Your initial screenshot shows “2.2k New Lines” but the log you’ve provided only shows

10:53:39.223 DEBUG: SCM reported changed lines for 24 files in the branch

Going back to that first picture, we’re looking at a short-lived branch. According to the docs, for a short-lived branch we’re going to see:

the new code consists of all those files which have been modified or added relative to the target branch. Modified files are determined by comparing checksums between the sonar.branch.target branch and the short-lived branch to be analyzed.

Now, that comparison is done locally on the build agent, so it could be a question of the version of master available on the agent for comparison.
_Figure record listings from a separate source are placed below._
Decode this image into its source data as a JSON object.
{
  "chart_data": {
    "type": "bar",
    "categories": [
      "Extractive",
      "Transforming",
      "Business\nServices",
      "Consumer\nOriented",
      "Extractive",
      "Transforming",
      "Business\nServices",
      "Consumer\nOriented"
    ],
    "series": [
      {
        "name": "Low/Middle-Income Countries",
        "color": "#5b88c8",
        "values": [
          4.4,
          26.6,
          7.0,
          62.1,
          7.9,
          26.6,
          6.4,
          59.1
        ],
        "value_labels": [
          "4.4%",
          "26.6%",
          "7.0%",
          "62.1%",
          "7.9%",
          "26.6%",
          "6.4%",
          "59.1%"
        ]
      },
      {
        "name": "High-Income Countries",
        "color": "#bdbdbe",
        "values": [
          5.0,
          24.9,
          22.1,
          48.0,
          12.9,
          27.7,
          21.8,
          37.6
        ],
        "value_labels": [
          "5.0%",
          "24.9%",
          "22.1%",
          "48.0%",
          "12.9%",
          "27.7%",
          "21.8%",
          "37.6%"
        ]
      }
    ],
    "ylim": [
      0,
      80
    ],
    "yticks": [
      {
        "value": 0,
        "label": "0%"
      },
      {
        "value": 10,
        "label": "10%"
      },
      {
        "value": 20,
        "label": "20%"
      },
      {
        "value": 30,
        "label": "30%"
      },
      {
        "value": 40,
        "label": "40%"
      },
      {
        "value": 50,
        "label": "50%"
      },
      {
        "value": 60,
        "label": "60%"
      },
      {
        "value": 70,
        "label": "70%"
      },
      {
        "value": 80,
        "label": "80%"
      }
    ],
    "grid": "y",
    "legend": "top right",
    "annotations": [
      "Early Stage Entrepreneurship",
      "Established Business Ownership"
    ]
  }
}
But if you only changed 6 files and expect to only see the changes on those 6 files, then it sounds like you want PR analysis rather than short-lived branch analysis. Again, the docs:

Instead, short-lived branch analysis is about analyzing feature and bug-fix branches that are not part of a pull request. These usually occur in projects that, for whatever reason, do not use pull requests at all, but want to achieve the same objective as pull request analysis, namely, ensuring only clean code is merged.

In short, if you already use PRs in your project, then you don’t need short-lived branch analysis. Pull request analysis offers more features (pull request decoration, for example) and requires no configuration. Short-lived branch analysis is only useful in the special case where you want to have (some of) the functionality of pull request analysis, but you do not use PRs in your project workflow.

 
HTH,
Ann

Hello Ann,

The diagram below shows the flow branches currently being developed by our team on Git.
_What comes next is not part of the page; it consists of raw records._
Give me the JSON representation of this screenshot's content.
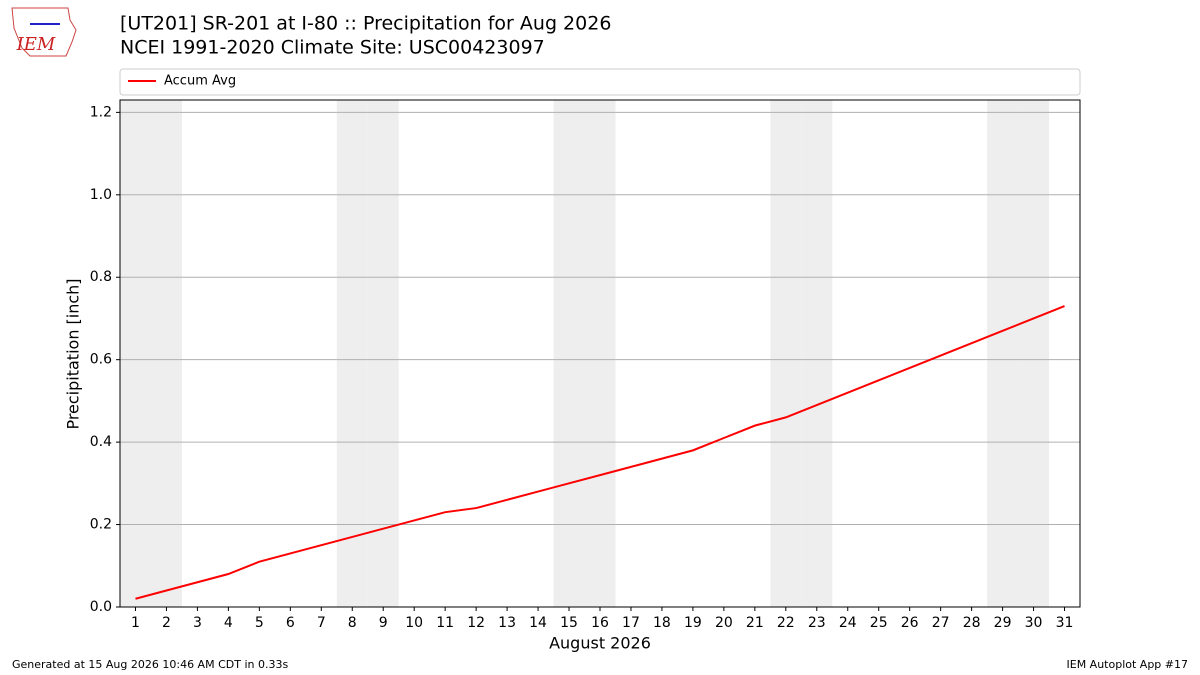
{
  "chart_data": {
    "type": "line",
    "logo_text": "IEM",
    "title": "[UT201] SR-201 at I-80  :: Precipitation for Aug 2026",
    "subtitle": "NCEI 1991-2020 Climate Site: USC00423097",
    "ylabel": "Precipitation [inch]",
    "xlabel": "August 2026",
    "x": [
      1,
      2,
      3,
      4,
      5,
      6,
      7,
      8,
      9,
      10,
      11,
      12,
      13,
      14,
      15,
      16,
      17,
      18,
      19,
      20,
      21,
      22,
      23,
      24,
      25,
      26,
      27,
      28,
      29,
      30,
      31
    ],
    "series": [
      {
        "name": "Accum Avg",
        "color": "#ff0000",
        "values": [
          0.02,
          0.04,
          0.06,
          0.08,
          0.11,
          0.13,
          0.15,
          0.17,
          0.19,
          0.21,
          0.23,
          0.24,
          0.26,
          0.28,
          0.3,
          0.32,
          0.34,
          0.36,
          0.38,
          0.41,
          0.44,
          0.46,
          0.49,
          0.52,
          0.55,
          0.58,
          0.61,
          0.64,
          0.67,
          0.7,
          0.73
        ]
      }
    ],
    "xlim": [
      0.5,
      31.5
    ],
    "ylim": [
      0,
      1.23
    ],
    "yticks": [
      {
        "value": 0,
        "label": "0.0"
      },
      0.2,
      0.4,
      0.6,
      0.8,
      {
        "value": 1,
        "label": "1.0"
      },
      1.2
    ],
    "grid": true,
    "shade": "weekends",
    "legend": "top",
    "footer_left": "Generated at 15 Aug 2026 10:46 AM CDT in 0.33s",
    "footer_right": "IEM Autoplot App #17"
  }
}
We need to update SonarCloud (Long-lived branches: master) every other version, which is actually our Develop Branch.
For example, “sonar.branch.target = master” is our project’s develop branch which is “0627_dev”.

SonarCloud (Short-lived branch) corresponds to our local branch from develop branch,
For example, “0627_dev_TaskA”. When we complete “0627_dev_TaskA”, we trigger the Jenkins flow to create a pull request on BitBucket Cloud, and SonarScanner scans the “0627_dev_TaskA” branch.
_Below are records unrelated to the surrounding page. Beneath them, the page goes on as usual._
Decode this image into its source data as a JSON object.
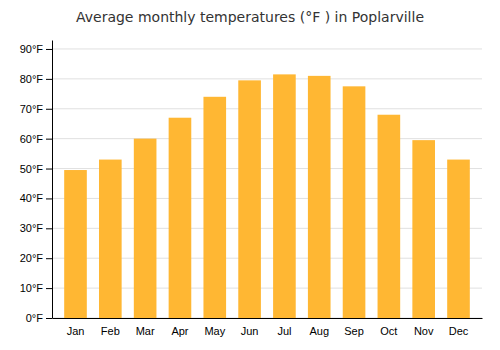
{
  "chart_data": {
    "type": "bar",
    "title": "Average monthly temperatures (°F ) in Poplarville",
    "categories": [
      "Jan",
      "Feb",
      "Mar",
      "Apr",
      "May",
      "Jun",
      "Jul",
      "Aug",
      "Sep",
      "Oct",
      "Nov",
      "Dec"
    ],
    "values": [
      49.5,
      53.0,
      60.0,
      67.0,
      74.0,
      79.5,
      81.5,
      81.0,
      77.5,
      68.0,
      59.5,
      53.0
    ],
    "color": "#FFB733",
    "ylim": [
      0,
      93
    ],
    "yticks": [
      {
        "value": 0,
        "label": "0°F"
      },
      {
        "value": 10,
        "label": "10°F"
      },
      {
        "value": 20,
        "label": "20°F"
      },
      {
        "value": 30,
        "label": "30°F"
      },
      {
        "value": 40,
        "label": "40°F"
      },
      {
        "value": 50,
        "label": "50°F"
      },
      {
        "value": 60,
        "label": "60°F"
      },
      {
        "value": 70,
        "label": "70°F"
      },
      {
        "value": 80,
        "label": "80°F"
      },
      {
        "value": 90,
        "label": "90°F"
      }
    ],
    "grid": true
  }
}
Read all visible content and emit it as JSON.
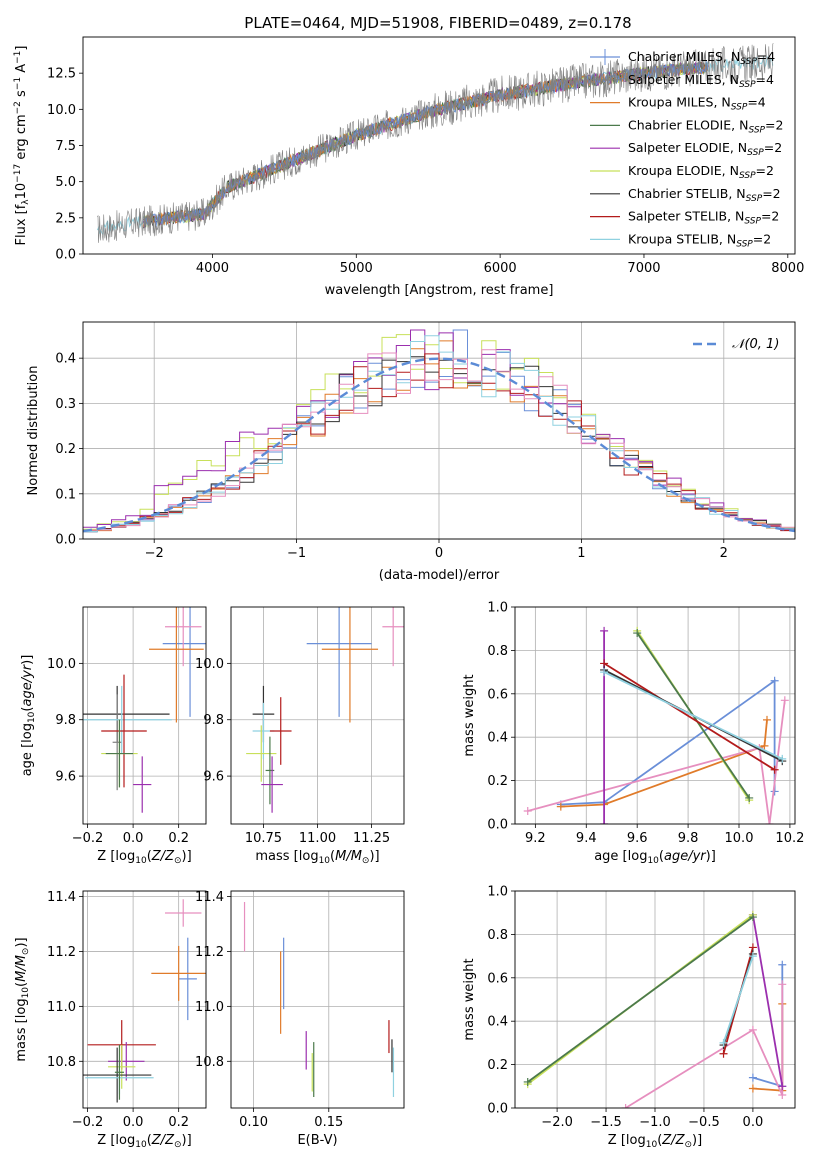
{
  "page_title": "PLATE=0464, MJD=51908, FIBERID=0489, z=0.178",
  "colors": {
    "chabrier_miles": "#6a8fd8",
    "salpeter_miles": "#7f7f7f",
    "kroupa_miles": "#e07b2a",
    "chabrier_elodie": "#4c7a4c",
    "salpeter_elodie": "#9b2fae",
    "kroupa_elodie": "#c8e05a",
    "chabrier_stelib": "#333333",
    "salpeter_stelib": "#b31b1b",
    "kroupa_stelib": "#8fd1e0",
    "pink": "#e68fbf",
    "gauss": "#5b8bd6"
  },
  "chart_data": [
    {
      "type": "line",
      "title": "PLATE=0464, MJD=51908, FIBERID=0489, z=0.178",
      "xlabel": "wavelength [Angstrom, rest frame]",
      "ylabel": "Flux [f_λ 10^-17 erg cm^-2 s^-1 A^-1]",
      "xlim": [
        3100,
        8050
      ],
      "ylim": [
        0,
        15
      ],
      "xticks": [
        "4000",
        "5000",
        "6000",
        "7000",
        "8000"
      ],
      "yticks": [
        "0.0",
        "2.5",
        "5.0",
        "7.5",
        "10.0",
        "12.5"
      ],
      "legend": [
        {
          "label": "Chabrier MILES, N",
          "sub": "SSP",
          "suffix": "=4",
          "key": "chabrier_miles"
        },
        {
          "label": "Salpeter MILES, N",
          "sub": "SSP",
          "suffix": "=4",
          "key": "salpeter_miles"
        },
        {
          "label": "Kroupa MILES, N",
          "sub": "SSP",
          "suffix": "=4",
          "key": "kroupa_miles"
        },
        {
          "label": "Chabrier ELODIE, N",
          "sub": "SSP",
          "suffix": "=2",
          "key": "chabrier_elodie"
        },
        {
          "label": "Salpeter ELODIE, N",
          "sub": "SSP",
          "suffix": "=2",
          "key": "salpeter_elodie"
        },
        {
          "label": "Kroupa ELODIE, N",
          "sub": "SSP",
          "suffix": "=2",
          "key": "kroupa_elodie"
        },
        {
          "label": "Chabrier STELIB, N",
          "sub": "SSP",
          "suffix": "=2",
          "key": "chabrier_stelib"
        },
        {
          "label": "Salpeter STELIB, N",
          "sub": "SSP",
          "suffix": "=2",
          "key": "salpeter_stelib"
        },
        {
          "label": "Kroupa STELIB, N",
          "sub": "SSP",
          "suffix": "=2",
          "key": "kroupa_stelib"
        }
      ],
      "continuum": [
        [
          3200,
          1.7
        ],
        [
          3500,
          2.2
        ],
        [
          3800,
          2.6
        ],
        [
          3950,
          2.8
        ],
        [
          4100,
          4.6
        ],
        [
          4500,
          6.2
        ],
        [
          5000,
          8.2
        ],
        [
          5500,
          9.8
        ],
        [
          6000,
          11.0
        ],
        [
          6500,
          11.8
        ],
        [
          7000,
          12.5
        ],
        [
          7500,
          13.0
        ],
        [
          7900,
          13.3
        ]
      ],
      "models_xlim": [
        3520,
        7450
      ]
    },
    {
      "type": "step",
      "xlabel": "(data-model)/error",
      "ylabel": "Normed distribution",
      "xlim": [
        -2.5,
        2.5
      ],
      "ylim": [
        0,
        0.48
      ],
      "xticks": [
        "−2",
        "−1",
        "0",
        "1",
        "2"
      ],
      "yticks": [
        "0.0",
        "0.1",
        "0.2",
        "0.3",
        "0.4"
      ],
      "legend": "𝒩(0, 1)",
      "reference_curve": "N(0,1) density"
    },
    {
      "type": "errorbar",
      "xlabel": "Z [log10(Z/Z⊙)]",
      "ylabel": "age [log10(age/yr)]",
      "xlim": [
        -0.22,
        0.32
      ],
      "ylim": [
        9.43,
        10.2
      ],
      "xticks": [
        "−0.2",
        "0.0",
        "0.2"
      ],
      "yticks": [
        "9.6",
        "9.8",
        "10.0"
      ],
      "points": [
        {
          "x": 0.25,
          "y": 10.07,
          "xerr": 0.12,
          "yerr": 0.26,
          "key": "chabrier_miles"
        },
        {
          "x": 0.22,
          "y": 10.13,
          "xerr": 0.08,
          "yerr": 0.14,
          "key": "pink"
        },
        {
          "x": 0.19,
          "y": 10.05,
          "xerr": 0.12,
          "yerr": 0.26,
          "key": "kroupa_miles"
        },
        {
          "x": -0.07,
          "y": 9.82,
          "xerr": 0.23,
          "yerr": 0.1,
          "key": "chabrier_stelib"
        },
        {
          "x": -0.07,
          "y": 9.72,
          "xerr": 0.02,
          "yerr": 0.17,
          "key": "salpeter_miles"
        },
        {
          "x": -0.05,
          "y": 9.8,
          "xerr": 0.22,
          "yerr": 0.12,
          "key": "kroupa_stelib"
        },
        {
          "x": -0.04,
          "y": 9.76,
          "xerr": 0.1,
          "yerr": 0.2,
          "key": "salpeter_stelib"
        },
        {
          "x": -0.06,
          "y": 9.68,
          "xerr": 0.08,
          "yerr": 0.12,
          "key": "kroupa_elodie"
        },
        {
          "x": -0.06,
          "y": 9.68,
          "xerr": 0.06,
          "yerr": 0.12,
          "key": "chabrier_elodie"
        },
        {
          "x": 0.04,
          "y": 9.57,
          "xerr": 0.04,
          "yerr": 0.1,
          "key": "salpeter_elodie"
        }
      ]
    },
    {
      "type": "errorbar",
      "xlabel": "mass [log10(M/M⊙)]",
      "ylabel": "",
      "xlim": [
        10.6,
        11.4
      ],
      "ylim": [
        9.43,
        10.2
      ],
      "xticks": [
        "10.75",
        "11.00",
        "11.25"
      ],
      "yticks": [
        "9.6",
        "9.8",
        "10.0"
      ],
      "points": [
        {
          "x": 11.1,
          "y": 10.07,
          "xerr": 0.15,
          "yerr": 0.26,
          "key": "chabrier_miles"
        },
        {
          "x": 11.35,
          "y": 10.13,
          "xerr": 0.05,
          "yerr": 0.14,
          "key": "pink"
        },
        {
          "x": 11.15,
          "y": 10.05,
          "xerr": 0.13,
          "yerr": 0.26,
          "key": "kroupa_miles"
        },
        {
          "x": 10.75,
          "y": 9.82,
          "xerr": 0.05,
          "yerr": 0.1,
          "key": "chabrier_stelib"
        },
        {
          "x": 10.75,
          "y": 9.76,
          "xerr": 0.05,
          "yerr": 0.1,
          "key": "kroupa_stelib"
        },
        {
          "x": 10.83,
          "y": 9.76,
          "xerr": 0.05,
          "yerr": 0.12,
          "key": "salpeter_stelib"
        },
        {
          "x": 10.74,
          "y": 9.68,
          "xerr": 0.07,
          "yerr": 0.1,
          "key": "kroupa_elodie"
        },
        {
          "x": 10.78,
          "y": 9.62,
          "xerr": 0.02,
          "yerr": 0.12,
          "key": "chabrier_elodie"
        },
        {
          "x": 10.79,
          "y": 9.57,
          "xerr": 0.05,
          "yerr": 0.1,
          "key": "salpeter_elodie"
        }
      ]
    },
    {
      "type": "line",
      "xlabel": "age [log10(age/yr)]",
      "ylabel": "mass weight",
      "xlim": [
        9.12,
        10.22
      ],
      "ylim": [
        0,
        1
      ],
      "xticks": [
        "9.2",
        "9.4",
        "9.6",
        "9.8",
        "10.0",
        "10.2"
      ],
      "yticks": [
        "0.0",
        "0.2",
        "0.4",
        "0.6",
        "0.8",
        "1.0"
      ],
      "series": [
        {
          "key": "chabrier_miles",
          "x": [
            9.3,
            9.47,
            10.14,
            10.14
          ],
          "y": [
            0.09,
            0.1,
            0.66,
            0.15
          ]
        },
        {
          "key": "kroupa_miles",
          "x": [
            9.3,
            9.47,
            10.1,
            10.11
          ],
          "y": [
            0.08,
            0.09,
            0.36,
            0.48
          ]
        },
        {
          "key": "pink",
          "x": [
            9.17,
            10.08,
            10.12,
            10.18
          ],
          "y": [
            0.06,
            0.35,
            0.0,
            0.57
          ]
        },
        {
          "key": "salpeter_elodie",
          "x": [
            9.47,
            9.47
          ],
          "y": [
            0.0,
            0.89
          ]
        },
        {
          "key": "kroupa_elodie",
          "x": [
            9.6,
            10.04
          ],
          "y": [
            0.89,
            0.11
          ]
        },
        {
          "key": "chabrier_elodie",
          "x": [
            9.6,
            10.04
          ],
          "y": [
            0.88,
            0.12
          ]
        },
        {
          "key": "salpeter_stelib",
          "x": [
            9.47,
            10.14
          ],
          "y": [
            0.74,
            0.25
          ]
        },
        {
          "key": "chabrier_stelib",
          "x": [
            9.47,
            10.17
          ],
          "y": [
            0.71,
            0.29
          ]
        },
        {
          "key": "kroupa_stelib",
          "x": [
            9.47,
            10.17
          ],
          "y": [
            0.7,
            0.3
          ]
        }
      ]
    },
    {
      "type": "errorbar",
      "xlabel": "Z [log10(Z/Z⊙)]",
      "ylabel": "mass [log10(M/M⊙)]",
      "xlim": [
        -0.22,
        0.32
      ],
      "ylim": [
        10.63,
        11.42
      ],
      "xticks": [
        "−0.2",
        "0.0",
        "0.2"
      ],
      "yticks": [
        "10.8",
        "11.0",
        "11.2",
        "11.4"
      ],
      "points": [
        {
          "x": 0.24,
          "y": 11.1,
          "xerr": 0.04,
          "yerr": 0.15,
          "key": "chabrier_miles"
        },
        {
          "x": 0.22,
          "y": 11.34,
          "xerr": 0.08,
          "yerr": 0.05,
          "key": "pink"
        },
        {
          "x": 0.2,
          "y": 11.12,
          "xerr": 0.12,
          "yerr": 0.1,
          "key": "kroupa_miles"
        },
        {
          "x": -0.05,
          "y": 10.86,
          "xerr": 0.15,
          "yerr": 0.09,
          "key": "salpeter_stelib"
        },
        {
          "x": -0.03,
          "y": 10.8,
          "xerr": 0.08,
          "yerr": 0.07,
          "key": "salpeter_elodie"
        },
        {
          "x": -0.05,
          "y": 10.78,
          "xerr": 0.06,
          "yerr": 0.08,
          "key": "kroupa_elodie"
        },
        {
          "x": -0.07,
          "y": 10.75,
          "xerr": 0.15,
          "yerr": 0.1,
          "key": "chabrier_stelib"
        },
        {
          "x": -0.06,
          "y": 10.74,
          "xerr": 0.15,
          "yerr": 0.06,
          "key": "kroupa_stelib"
        },
        {
          "x": -0.06,
          "y": 10.76,
          "xerr": 0.02,
          "yerr": 0.1,
          "key": "chabrier_elodie"
        }
      ]
    },
    {
      "type": "errorbar",
      "xlabel": "E(B-V)",
      "ylabel": "",
      "xlim": [
        0.085,
        0.2
      ],
      "ylim": [
        10.63,
        11.42
      ],
      "xticks": [
        "0.10",
        "0.15"
      ],
      "yticks": [
        "10.8",
        "11.0",
        "11.2",
        "11.4"
      ],
      "points": [
        {
          "x": 0.094,
          "y": 11.29,
          "xerr": 0,
          "yerr": 0.09,
          "key": "pink"
        },
        {
          "x": 0.12,
          "y": 11.12,
          "xerr": 0,
          "yerr": 0.13,
          "key": "chabrier_miles"
        },
        {
          "x": 0.118,
          "y": 11.05,
          "xerr": 0,
          "yerr": 0.15,
          "key": "kroupa_miles"
        },
        {
          "x": 0.135,
          "y": 10.84,
          "xerr": 0,
          "yerr": 0.07,
          "key": "salpeter_elodie"
        },
        {
          "x": 0.14,
          "y": 10.77,
          "xerr": 0,
          "yerr": 0.1,
          "key": "chabrier_elodie"
        },
        {
          "x": 0.139,
          "y": 10.76,
          "xerr": 0,
          "yerr": 0.07,
          "key": "kroupa_elodie"
        },
        {
          "x": 0.19,
          "y": 10.89,
          "xerr": 0,
          "yerr": 0.06,
          "key": "salpeter_stelib"
        },
        {
          "x": 0.193,
          "y": 10.76,
          "xerr": 0,
          "yerr": 0.09,
          "key": "kroupa_stelib"
        },
        {
          "x": 0.192,
          "y": 10.82,
          "xerr": 0,
          "yerr": 0.06,
          "key": "chabrier_stelib"
        }
      ]
    },
    {
      "type": "line",
      "xlabel": "Z [log10(Z/Z⊙)]",
      "ylabel": "mass weight",
      "xlim": [
        -2.43,
        0.43
      ],
      "ylim": [
        0,
        1
      ],
      "xticks": [
        "−2.0",
        "−1.5",
        "−1.0",
        "−0.5",
        "0.0"
      ],
      "yticks": [
        "0.0",
        "0.2",
        "0.4",
        "0.6",
        "0.8",
        "1.0"
      ],
      "series": [
        {
          "key": "chabrier_miles",
          "x": [
            0.0,
            0.3,
            0.3
          ],
          "y": [
            0.14,
            0.1,
            0.66
          ]
        },
        {
          "key": "kroupa_miles",
          "x": [
            0.0,
            0.3,
            0.3
          ],
          "y": [
            0.09,
            0.08,
            0.48
          ]
        },
        {
          "key": "pink",
          "x": [
            -1.3,
            0.0,
            0.3,
            0.3
          ],
          "y": [
            0.0,
            0.36,
            0.06,
            0.57
          ]
        },
        {
          "key": "salpeter_elodie",
          "x": [
            0.0,
            0.3
          ],
          "y": [
            0.89,
            0.1
          ]
        },
        {
          "key": "kroupa_elodie",
          "x": [
            -2.3,
            0.0
          ],
          "y": [
            0.11,
            0.89
          ]
        },
        {
          "key": "chabrier_elodie",
          "x": [
            -2.3,
            0.0
          ],
          "y": [
            0.12,
            0.88
          ]
        },
        {
          "key": "salpeter_stelib",
          "x": [
            -0.3,
            0.0
          ],
          "y": [
            0.25,
            0.74
          ]
        },
        {
          "key": "chabrier_stelib",
          "x": [
            -0.3,
            0.0
          ],
          "y": [
            0.29,
            0.71
          ]
        },
        {
          "key": "kroupa_stelib",
          "x": [
            -0.3,
            0.0
          ],
          "y": [
            0.3,
            0.7
          ]
        }
      ]
    }
  ]
}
Based on document, it seem “short-lived branch analysis” and “pull request analysis” very difference, and we should use pull request analysis instead of short-lived branch analysis.
If we use pull request analysis, we need to integrate BitBucket Cloud’s pipeline with SonarCloud right?

Are there any relevant documents or sample that we can refer to?

Hi,

Yes, I would recommend using PR analysis instead of short-lived branch analysis. And according to the docs, setting it up shouldn’t be much more involved than the branch analysis configuration you’ve already got.

 
HTH,
Ann

Hi Ann,

Using PR analysis with .Net Project, is it necessary to build with Azure pipeline?

using Azure incurs significant costs for us.

Hi,

Are you asking whether it’s required to build, or whether it’s required to use Azure? Because it’s not required to use Azure. But you do need to build for C# analysis.

 
HTH,
Ann

Hi Ann,

Yes, my question is whether it’s required to use Azure? I would like to use existing resources, for example, utilize Jenkins to help me build a C# project and perform Pull Request analysis. I need reference examples in this area.

Hi,

As I said, it’s not required to use Azure. Jenkins should work just fine. Just make sure you use SonarScanner for .NET.